Encoding
Reference
http://kunststube.net/encoding/
Basics
Computers can't store text, pictures etc, only 1s and 0s. In order to convert a string of 1s and 0s into text or pictures we need to have a set of rules to do this. These rules are known as the encoding scheme.
The ASCII encoding scheme codes 01100010
as a b
, and 011010001
as a t
. It uses 8 bits or 1 byte for every character it can encode, using the last 7 bits only and therefore contains a maxiumum of 128 characters.

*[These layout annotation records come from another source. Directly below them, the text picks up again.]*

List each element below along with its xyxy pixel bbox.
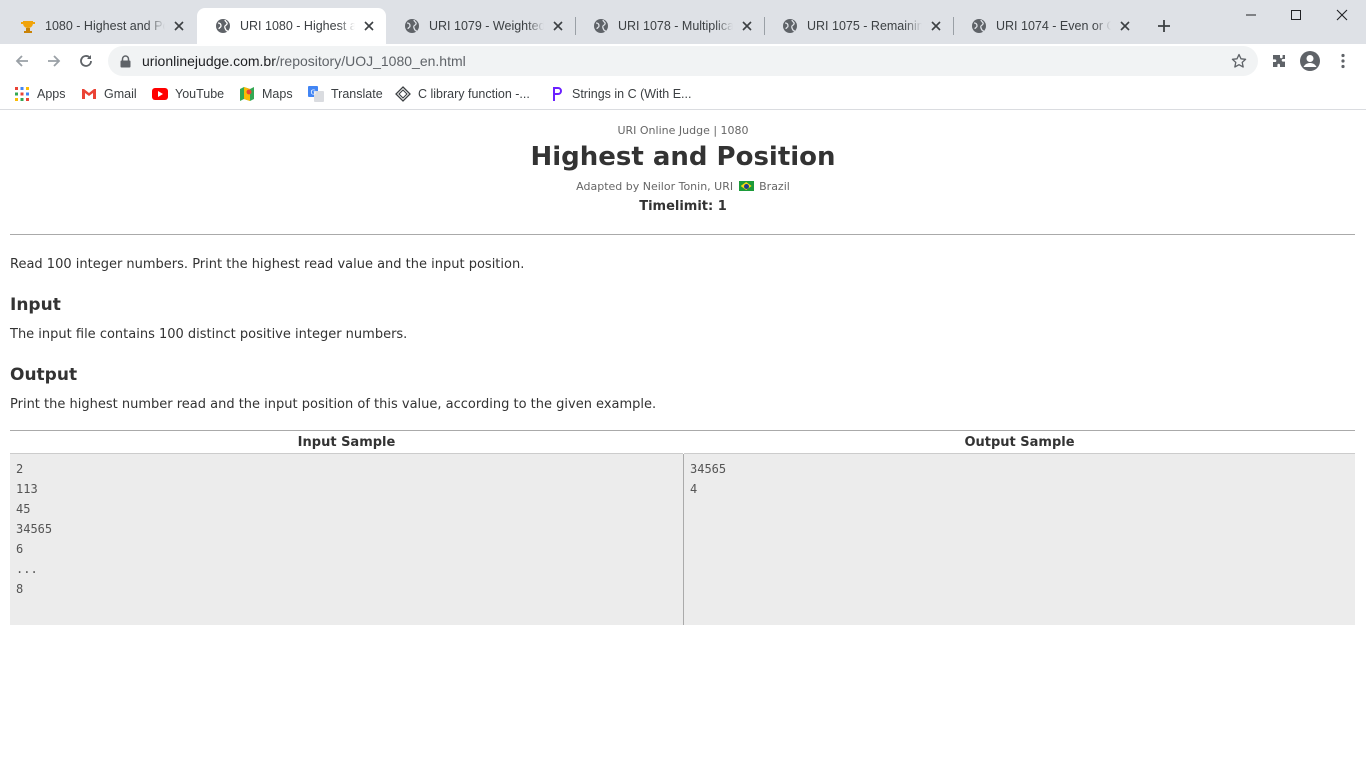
browser-tab[interactable]: URI 1079 - Weighted A bbox=[386, 8, 575, 44]
output-sample-header: Output Sample bbox=[684, 431, 1355, 454]
browser-tab-active[interactable]: URI 1080 - Highest and bbox=[197, 8, 386, 44]
svg-text:G: G bbox=[311, 89, 316, 97]
output-text: Print the highest number read and the in… bbox=[10, 397, 657, 412]
input-sample-line: 2 bbox=[16, 462, 24, 476]
close-tab-icon[interactable] bbox=[739, 18, 754, 34]
output-sample-line: 4 bbox=[690, 482, 698, 496]
bookmark-maps[interactable]: Maps bbox=[239, 84, 293, 104]
close-tab-icon[interactable] bbox=[1117, 18, 1132, 34]
close-window-button[interactable] bbox=[1319, 0, 1365, 30]
browser-tab[interactable]: URI 1078 - Multiplicatio bbox=[575, 8, 764, 44]
bookmark-label: Translate bbox=[331, 87, 383, 101]
bookmark-youtube[interactable]: YouTube bbox=[152, 84, 224, 104]
tab-strip: 1080 - Highest and Pos URI 1080 - Highes… bbox=[0, 0, 1366, 44]
tab-title: URI 1079 - Weighted A bbox=[429, 19, 545, 33]
adapted-by-text: Adapted by Neilor Tonin, URI bbox=[576, 180, 734, 193]
address-bar[interactable]: urionlinejudge.com.br/repository/UOJ_108… bbox=[108, 46, 1258, 76]
brazil-flag-icon bbox=[738, 181, 754, 191]
maps-icon bbox=[239, 86, 255, 102]
extensions-icon[interactable] bbox=[1265, 47, 1293, 75]
input-sample-line: 8 bbox=[16, 582, 24, 596]
close-tab-icon[interactable] bbox=[171, 18, 187, 34]
tab-title: URI 1078 - Multiplicatio bbox=[618, 19, 734, 33]
browser-tab[interactable]: 1080 - Highest and Pos bbox=[2, 8, 197, 44]
judge-line: URI Online Judge | 1080 bbox=[617, 124, 749, 137]
input-sample-line: 45 bbox=[16, 502, 31, 516]
bookmark-label: Apps bbox=[37, 87, 66, 101]
menu-kebab-icon[interactable] bbox=[1329, 47, 1357, 75]
divider bbox=[10, 234, 1355, 235]
browser-toolbar: urionlinejudge.com.br/repository/UOJ_108… bbox=[0, 44, 1366, 78]
tab-title: 1080 - Highest and Pos bbox=[45, 19, 166, 33]
globe-icon bbox=[404, 18, 420, 34]
bookmark-translate[interactable]: G Translate bbox=[308, 84, 383, 104]
bookmark-strings-in-c[interactable]: Strings in C (With E... bbox=[549, 84, 691, 104]
translate-icon: G bbox=[308, 86, 324, 102]
url-text: urionlinejudge.com.br/repository/UOJ_108… bbox=[142, 53, 466, 69]
bookmarks-bar: Apps Gmail YouTube Maps G Translate C li… bbox=[0, 78, 1366, 110]
input-heading: Input bbox=[10, 295, 61, 315]
tab-title: URI 1075 - Remaining 2 bbox=[807, 19, 923, 33]
lock-icon[interactable] bbox=[120, 54, 134, 68]
bookmark-label: YouTube bbox=[175, 87, 225, 101]
globe-icon bbox=[971, 18, 987, 34]
close-tab-icon[interactable] bbox=[361, 18, 376, 34]
globe-icon bbox=[215, 18, 231, 34]
globe-icon bbox=[782, 18, 798, 34]
input-text: The input file contains 100 distinct pos… bbox=[10, 327, 408, 342]
close-tab-icon[interactable] bbox=[550, 18, 565, 34]
tab-title: URI 1080 - Highest and bbox=[240, 19, 356, 33]
bookmark-label: Gmail bbox=[104, 87, 137, 101]
minimize-button[interactable] bbox=[1228, 0, 1274, 30]
problem-page: URI Online Judge | 1080 Highest and Posi… bbox=[0, 111, 1366, 768]
browser-tab[interactable]: URI 1074 - Even or Odd bbox=[953, 8, 1142, 44]
reload-button[interactable] bbox=[72, 47, 100, 75]
bookmark-c-library[interactable]: C library function -... bbox=[395, 84, 530, 104]
output-sample-cell: 34565 4 bbox=[684, 454, 1355, 625]
samples-table: Input Sample Output Sample 2 113 45 3456… bbox=[10, 430, 1355, 625]
gmail-icon bbox=[81, 86, 97, 102]
close-tab-icon[interactable] bbox=[928, 18, 943, 34]
page-title: Highest and Position bbox=[530, 142, 836, 172]
tab-title: URI 1074 - Even or Odd bbox=[996, 19, 1111, 33]
maximize-button[interactable] bbox=[1273, 0, 1319, 30]
input-sample-line: ... bbox=[16, 562, 38, 576]
output-sample-line: 34565 bbox=[690, 462, 727, 476]
url-host: urionlinejudge.com.br bbox=[142, 53, 276, 69]
uri-trophy-icon bbox=[20, 18, 36, 34]
bookmark-gmail[interactable]: Gmail bbox=[81, 84, 137, 104]
globe-icon bbox=[593, 18, 609, 34]
bookmark-star-icon[interactable] bbox=[1230, 52, 1248, 70]
programiz-icon bbox=[549, 86, 565, 102]
url-path: /repository/UOJ_1080_en.html bbox=[275, 53, 466, 69]
timelimit: Timelimit: 1 bbox=[639, 199, 727, 214]
input-sample-line: 6 bbox=[16, 542, 24, 556]
forward-button[interactable] bbox=[40, 47, 68, 75]
c-library-icon bbox=[395, 86, 411, 102]
adapted-by: Adapted by Neilor Tonin, URI Brazil bbox=[0, 180, 1366, 193]
new-tab-button[interactable] bbox=[1152, 14, 1176, 38]
bookmark-label: Maps bbox=[262, 87, 293, 101]
input-sample-header: Input Sample bbox=[10, 431, 683, 454]
input-sample-line: 34565 bbox=[16, 522, 53, 536]
back-button[interactable] bbox=[8, 47, 36, 75]
problem-description: Read 100 integer numbers. Print the high… bbox=[10, 257, 525, 272]
input-sample-cell: 2 113 45 34565 6 ... 8 bbox=[10, 454, 683, 625]
browser-tab[interactable]: URI 1075 - Remaining 2 bbox=[764, 8, 953, 44]
bookmark-label: Strings in C (With E... bbox=[572, 87, 692, 101]
youtube-icon bbox=[152, 86, 168, 102]
adapted-country: Brazil bbox=[759, 180, 790, 193]
input-sample-line: 113 bbox=[16, 482, 38, 496]
profile-avatar-icon[interactable] bbox=[1296, 47, 1324, 75]
output-heading: Output bbox=[10, 365, 78, 385]
bookmark-apps[interactable]: Apps bbox=[14, 84, 66, 104]
bookmark-label: C library function -... bbox=[418, 87, 530, 101]
apps-grid-icon bbox=[14, 86, 30, 102]
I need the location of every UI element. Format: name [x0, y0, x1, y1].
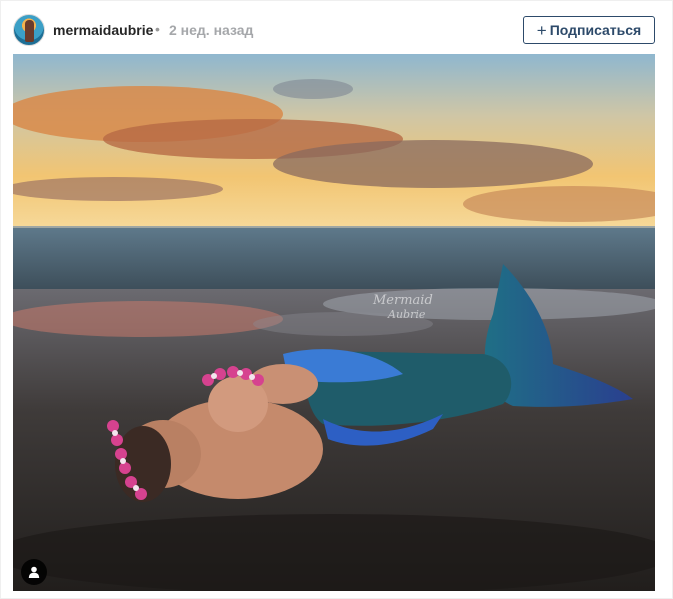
separator-dot: •: [155, 21, 160, 37]
plus-icon: +: [536, 20, 547, 40]
avatar[interactable]: [13, 14, 45, 46]
watermark-text-2: Aubrie: [387, 308, 426, 321]
username-link[interactable]: mermaidaubrie: [53, 22, 153, 38]
post-card: mermaidaubrie • 2 нед. назад + Подписать…: [0, 0, 673, 599]
post-timestamp[interactable]: 2 нед. назад: [169, 22, 253, 38]
photo-illustration: Mermaid Aubrie: [13, 54, 655, 591]
follow-button[interactable]: + Подписаться: [523, 16, 655, 44]
post-header: mermaidaubrie • 2 нед. назад + Подписать…: [1, 1, 673, 57]
follow-button-label: Подписаться: [549, 22, 642, 38]
watermark-text: Mermaid: [372, 293, 433, 308]
user-icon: [28, 566, 40, 578]
user-tag-button[interactable]: [21, 559, 47, 585]
post-photo[interactable]: Mermaid Aubrie: [13, 54, 655, 591]
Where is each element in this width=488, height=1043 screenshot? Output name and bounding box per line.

Encoded in ASCII: 01001000 01100101 01101100 01101100 01101111 00100000 01010111 01101111 01110010 01101100 01100100 Decoded: Hello World
Unicode
Since ASCII only uses 1 byte with a potential maximum of 256 characters, many different encoding schemes have since been created. Unicode is an attempt to unify all coding schemes and give enough space to cover all characters required. 2 bytes is not enough for all the characters in unicode. 3 bytes is enough but awkward. 4 bytes is good, but can end up taking up alot of space if only writing in e.g. English. For this reason different Unicode encoding schemes exist. UTF-32 uses 4 bytes. UTF-16 and UTF-8 use variable lengths, and use the minimum number of bytes required to hold each particular letter or symbol. UTF-16 will use a minimum of 2 bytes, whereas UTF-8 can use only 1 byte if possible.
Unicode code points
Unicode code points are written in hexidecimal (to keep them shorter), preceded by U+.
Garbled text
Garbled text results when something has guessed the wrong encoding to read a stream of 1s and 0s from a file, network stream etc. A computer always needs to be told what encoding a particular stream is in. If a stream of bytes is encode incorrectly and then saved using the same method to decode, the resulting stream will be garbage and the original text is lost. The only way to get back to it would be to correctly guess the same encoding, decoding steps and carry them out in reverse.